The last year hasn’t seen as much writing as I’d like but after taking a couple of weeks off last month, the muse has gotten very loud and demanding.  I have a deadline in two weeks that I’m working furiously to complete.  After that I have to put the finishing touches on Nocturnal Serenade, the sequel to Nocturnal Origins.  Then there’s another project to do as well as proposals to send out and, well, you get the idea.

But I am really excited about a project I can’t say much about just yet.  Just know that I’m doing the happy dance in the corner and will be shouting the news from the rooftops as soon as all the i’s are dotted and the t’s crossed.  Hopefully, it won’t be long.

In the meantime, I have to try to find a way to quiet the muse about the space opera, the mystery and the I-don’t-know-what-it-is-and-don’t-want-to projects it wants me to do NOW.  Maybe if I make a few notes about the different plots, it will leave me alone…yeah, I know.  Wishful thinking.
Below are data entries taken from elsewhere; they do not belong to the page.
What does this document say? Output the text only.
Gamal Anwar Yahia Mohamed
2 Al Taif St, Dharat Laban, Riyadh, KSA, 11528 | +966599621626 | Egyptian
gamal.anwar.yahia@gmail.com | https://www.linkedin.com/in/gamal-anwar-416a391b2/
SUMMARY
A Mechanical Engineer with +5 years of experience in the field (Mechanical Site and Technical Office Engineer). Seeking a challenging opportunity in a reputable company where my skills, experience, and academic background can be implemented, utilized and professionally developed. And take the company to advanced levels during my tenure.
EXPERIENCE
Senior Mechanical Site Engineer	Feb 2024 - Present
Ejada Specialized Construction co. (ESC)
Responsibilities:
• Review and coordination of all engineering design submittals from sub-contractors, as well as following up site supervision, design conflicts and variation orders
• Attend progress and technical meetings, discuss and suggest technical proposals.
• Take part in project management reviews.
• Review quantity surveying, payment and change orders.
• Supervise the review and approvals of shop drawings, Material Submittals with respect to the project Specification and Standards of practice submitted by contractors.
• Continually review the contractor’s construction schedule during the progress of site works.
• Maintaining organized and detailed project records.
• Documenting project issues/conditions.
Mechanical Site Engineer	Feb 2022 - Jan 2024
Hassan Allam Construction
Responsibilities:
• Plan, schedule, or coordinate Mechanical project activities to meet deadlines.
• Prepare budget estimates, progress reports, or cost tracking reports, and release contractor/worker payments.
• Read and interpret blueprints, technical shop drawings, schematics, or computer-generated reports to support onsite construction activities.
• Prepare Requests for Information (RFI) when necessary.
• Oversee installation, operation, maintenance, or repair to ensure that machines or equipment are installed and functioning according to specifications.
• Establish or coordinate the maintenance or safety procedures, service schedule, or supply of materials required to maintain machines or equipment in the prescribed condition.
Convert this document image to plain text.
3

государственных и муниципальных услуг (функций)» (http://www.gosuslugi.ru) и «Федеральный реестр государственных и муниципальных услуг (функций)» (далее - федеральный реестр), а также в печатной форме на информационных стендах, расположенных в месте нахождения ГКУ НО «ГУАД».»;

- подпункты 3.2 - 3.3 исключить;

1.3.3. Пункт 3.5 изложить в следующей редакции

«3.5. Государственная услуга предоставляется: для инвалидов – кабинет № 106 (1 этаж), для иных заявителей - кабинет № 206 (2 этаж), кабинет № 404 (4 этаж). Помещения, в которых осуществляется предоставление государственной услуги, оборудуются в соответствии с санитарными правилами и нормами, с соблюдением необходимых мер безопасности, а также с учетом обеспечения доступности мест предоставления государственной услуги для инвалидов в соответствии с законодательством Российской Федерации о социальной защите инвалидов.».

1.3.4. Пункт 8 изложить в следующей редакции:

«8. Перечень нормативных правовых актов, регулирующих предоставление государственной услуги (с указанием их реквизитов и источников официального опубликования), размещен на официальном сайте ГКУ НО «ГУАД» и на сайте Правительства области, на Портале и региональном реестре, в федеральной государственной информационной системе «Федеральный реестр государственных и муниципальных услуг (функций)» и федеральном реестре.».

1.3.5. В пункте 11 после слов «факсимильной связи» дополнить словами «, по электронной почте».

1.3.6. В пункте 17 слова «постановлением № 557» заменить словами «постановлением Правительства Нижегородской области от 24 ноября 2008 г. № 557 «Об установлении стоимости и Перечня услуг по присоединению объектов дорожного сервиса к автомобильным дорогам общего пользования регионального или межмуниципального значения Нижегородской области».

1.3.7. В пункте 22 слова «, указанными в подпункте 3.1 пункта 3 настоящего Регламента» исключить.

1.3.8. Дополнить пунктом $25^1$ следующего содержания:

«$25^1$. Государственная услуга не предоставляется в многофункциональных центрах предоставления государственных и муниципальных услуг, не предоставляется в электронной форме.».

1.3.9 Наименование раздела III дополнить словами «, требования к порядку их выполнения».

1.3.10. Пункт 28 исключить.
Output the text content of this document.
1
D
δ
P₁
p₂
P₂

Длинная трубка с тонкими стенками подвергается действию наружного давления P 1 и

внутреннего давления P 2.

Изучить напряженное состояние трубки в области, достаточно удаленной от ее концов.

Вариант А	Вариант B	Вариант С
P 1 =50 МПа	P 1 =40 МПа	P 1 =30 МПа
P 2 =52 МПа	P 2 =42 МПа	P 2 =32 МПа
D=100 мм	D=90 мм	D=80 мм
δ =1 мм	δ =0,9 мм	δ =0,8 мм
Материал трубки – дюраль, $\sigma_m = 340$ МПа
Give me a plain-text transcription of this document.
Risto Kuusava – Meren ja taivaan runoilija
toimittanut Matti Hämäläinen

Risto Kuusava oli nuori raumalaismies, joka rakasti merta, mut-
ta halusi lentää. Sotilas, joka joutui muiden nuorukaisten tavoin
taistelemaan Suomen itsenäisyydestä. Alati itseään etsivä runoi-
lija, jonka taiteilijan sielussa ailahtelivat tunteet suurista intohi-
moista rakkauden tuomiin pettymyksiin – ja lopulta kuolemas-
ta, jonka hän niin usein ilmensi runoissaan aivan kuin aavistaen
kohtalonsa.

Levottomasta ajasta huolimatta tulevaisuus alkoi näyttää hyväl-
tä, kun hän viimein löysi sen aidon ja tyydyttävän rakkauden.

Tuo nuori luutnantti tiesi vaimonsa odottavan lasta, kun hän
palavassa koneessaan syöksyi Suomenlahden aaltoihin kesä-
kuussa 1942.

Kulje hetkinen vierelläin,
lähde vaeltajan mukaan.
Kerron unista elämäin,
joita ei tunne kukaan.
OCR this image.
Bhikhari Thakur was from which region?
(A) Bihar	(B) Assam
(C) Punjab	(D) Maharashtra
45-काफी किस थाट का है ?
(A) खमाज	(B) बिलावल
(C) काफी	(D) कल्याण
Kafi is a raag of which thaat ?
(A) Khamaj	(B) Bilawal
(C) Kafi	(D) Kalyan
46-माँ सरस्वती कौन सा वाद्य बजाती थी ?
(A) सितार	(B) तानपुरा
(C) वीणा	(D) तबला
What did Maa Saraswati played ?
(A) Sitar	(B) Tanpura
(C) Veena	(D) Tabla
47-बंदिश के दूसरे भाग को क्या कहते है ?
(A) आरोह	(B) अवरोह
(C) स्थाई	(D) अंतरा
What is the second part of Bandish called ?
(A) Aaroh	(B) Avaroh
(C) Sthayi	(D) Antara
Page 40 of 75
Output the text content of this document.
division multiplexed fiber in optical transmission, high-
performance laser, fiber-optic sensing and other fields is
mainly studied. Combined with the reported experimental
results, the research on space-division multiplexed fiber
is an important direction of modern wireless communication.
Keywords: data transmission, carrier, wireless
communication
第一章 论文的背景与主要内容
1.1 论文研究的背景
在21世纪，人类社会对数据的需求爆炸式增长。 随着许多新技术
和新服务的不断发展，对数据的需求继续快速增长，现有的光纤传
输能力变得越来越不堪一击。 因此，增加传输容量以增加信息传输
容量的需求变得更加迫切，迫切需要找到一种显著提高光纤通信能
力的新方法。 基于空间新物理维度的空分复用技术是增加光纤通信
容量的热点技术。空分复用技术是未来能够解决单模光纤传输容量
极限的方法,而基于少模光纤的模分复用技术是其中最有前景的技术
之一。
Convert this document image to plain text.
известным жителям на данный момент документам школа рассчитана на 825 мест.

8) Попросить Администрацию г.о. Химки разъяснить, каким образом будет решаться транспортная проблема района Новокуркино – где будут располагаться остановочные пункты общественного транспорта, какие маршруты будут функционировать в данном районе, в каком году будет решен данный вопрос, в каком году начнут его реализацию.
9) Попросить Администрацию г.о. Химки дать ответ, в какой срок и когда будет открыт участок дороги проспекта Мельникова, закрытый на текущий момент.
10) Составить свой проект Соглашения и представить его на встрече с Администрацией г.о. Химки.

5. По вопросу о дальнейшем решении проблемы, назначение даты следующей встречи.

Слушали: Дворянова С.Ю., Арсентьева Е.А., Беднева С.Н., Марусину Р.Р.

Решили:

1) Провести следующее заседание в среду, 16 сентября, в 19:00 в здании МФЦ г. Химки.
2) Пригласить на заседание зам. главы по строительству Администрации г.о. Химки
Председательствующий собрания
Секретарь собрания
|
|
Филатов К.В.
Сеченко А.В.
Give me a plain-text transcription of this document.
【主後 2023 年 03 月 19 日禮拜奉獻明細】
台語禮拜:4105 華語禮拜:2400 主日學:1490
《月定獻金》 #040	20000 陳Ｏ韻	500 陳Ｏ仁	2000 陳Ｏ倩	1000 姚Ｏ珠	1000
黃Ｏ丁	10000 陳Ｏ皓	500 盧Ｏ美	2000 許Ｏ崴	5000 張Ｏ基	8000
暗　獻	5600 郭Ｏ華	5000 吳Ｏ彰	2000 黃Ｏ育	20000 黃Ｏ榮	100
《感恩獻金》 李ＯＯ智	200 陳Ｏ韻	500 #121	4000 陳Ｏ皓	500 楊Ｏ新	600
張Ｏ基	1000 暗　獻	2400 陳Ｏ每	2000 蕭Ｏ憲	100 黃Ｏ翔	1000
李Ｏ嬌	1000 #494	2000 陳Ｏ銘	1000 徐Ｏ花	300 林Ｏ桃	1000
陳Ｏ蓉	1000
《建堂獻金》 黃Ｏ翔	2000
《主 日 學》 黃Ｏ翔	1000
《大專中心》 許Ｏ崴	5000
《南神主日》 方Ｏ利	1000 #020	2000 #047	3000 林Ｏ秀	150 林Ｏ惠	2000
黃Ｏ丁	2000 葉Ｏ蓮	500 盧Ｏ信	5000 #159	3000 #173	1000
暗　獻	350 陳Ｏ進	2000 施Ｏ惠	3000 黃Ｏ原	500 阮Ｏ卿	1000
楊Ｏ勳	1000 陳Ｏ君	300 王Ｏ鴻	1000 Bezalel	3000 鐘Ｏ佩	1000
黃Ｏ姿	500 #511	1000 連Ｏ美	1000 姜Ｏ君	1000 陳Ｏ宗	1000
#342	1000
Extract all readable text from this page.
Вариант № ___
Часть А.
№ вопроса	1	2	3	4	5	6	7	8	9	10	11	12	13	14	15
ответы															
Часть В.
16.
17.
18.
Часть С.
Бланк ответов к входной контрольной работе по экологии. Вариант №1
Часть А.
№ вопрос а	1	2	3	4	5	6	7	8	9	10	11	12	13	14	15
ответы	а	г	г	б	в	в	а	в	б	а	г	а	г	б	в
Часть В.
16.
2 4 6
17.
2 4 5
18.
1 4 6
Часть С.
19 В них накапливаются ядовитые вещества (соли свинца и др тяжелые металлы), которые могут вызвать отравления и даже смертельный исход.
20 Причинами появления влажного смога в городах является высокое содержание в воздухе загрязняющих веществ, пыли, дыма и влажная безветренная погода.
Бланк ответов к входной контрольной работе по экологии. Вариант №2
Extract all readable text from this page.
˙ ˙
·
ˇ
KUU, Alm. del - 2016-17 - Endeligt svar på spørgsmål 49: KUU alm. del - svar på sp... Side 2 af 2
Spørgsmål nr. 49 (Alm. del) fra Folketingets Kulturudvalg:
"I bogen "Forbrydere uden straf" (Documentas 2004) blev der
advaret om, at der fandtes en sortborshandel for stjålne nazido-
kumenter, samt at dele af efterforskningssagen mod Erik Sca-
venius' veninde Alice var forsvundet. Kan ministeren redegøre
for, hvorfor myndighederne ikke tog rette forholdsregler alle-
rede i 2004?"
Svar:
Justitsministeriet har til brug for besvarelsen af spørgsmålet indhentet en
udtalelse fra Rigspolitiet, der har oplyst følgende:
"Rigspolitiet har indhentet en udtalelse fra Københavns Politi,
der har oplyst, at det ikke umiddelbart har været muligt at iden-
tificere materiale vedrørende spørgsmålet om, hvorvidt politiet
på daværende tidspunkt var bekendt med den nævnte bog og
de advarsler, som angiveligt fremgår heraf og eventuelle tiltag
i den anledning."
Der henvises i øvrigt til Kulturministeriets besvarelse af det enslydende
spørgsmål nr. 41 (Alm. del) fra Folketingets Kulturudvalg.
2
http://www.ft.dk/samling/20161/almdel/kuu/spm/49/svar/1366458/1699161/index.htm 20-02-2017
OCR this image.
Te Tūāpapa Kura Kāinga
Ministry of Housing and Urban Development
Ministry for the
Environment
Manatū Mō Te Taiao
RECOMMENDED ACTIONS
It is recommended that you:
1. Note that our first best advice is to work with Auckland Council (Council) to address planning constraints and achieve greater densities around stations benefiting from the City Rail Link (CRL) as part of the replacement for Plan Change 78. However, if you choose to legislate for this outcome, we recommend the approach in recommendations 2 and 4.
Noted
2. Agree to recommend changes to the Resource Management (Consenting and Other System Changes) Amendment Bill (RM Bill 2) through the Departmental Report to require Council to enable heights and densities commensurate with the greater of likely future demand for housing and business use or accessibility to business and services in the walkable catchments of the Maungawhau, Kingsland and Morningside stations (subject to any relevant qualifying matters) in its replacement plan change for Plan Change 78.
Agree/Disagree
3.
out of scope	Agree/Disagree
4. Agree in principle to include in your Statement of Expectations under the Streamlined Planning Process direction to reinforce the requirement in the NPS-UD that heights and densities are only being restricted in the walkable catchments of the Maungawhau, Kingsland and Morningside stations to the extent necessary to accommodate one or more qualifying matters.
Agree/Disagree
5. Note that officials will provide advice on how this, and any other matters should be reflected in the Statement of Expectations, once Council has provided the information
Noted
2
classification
The word count yesterday wasn’t spectacular, but today looks like it will be better.  The problem is that even inside it is too hot to work.  It hasn’t been this bad down here since 1980.  I do not want to see my next electric bill.

Any way, time to get back to writing.  I promise to be back later this week, assuming my brain hasn’t fried like an egg on the hot sidewalk.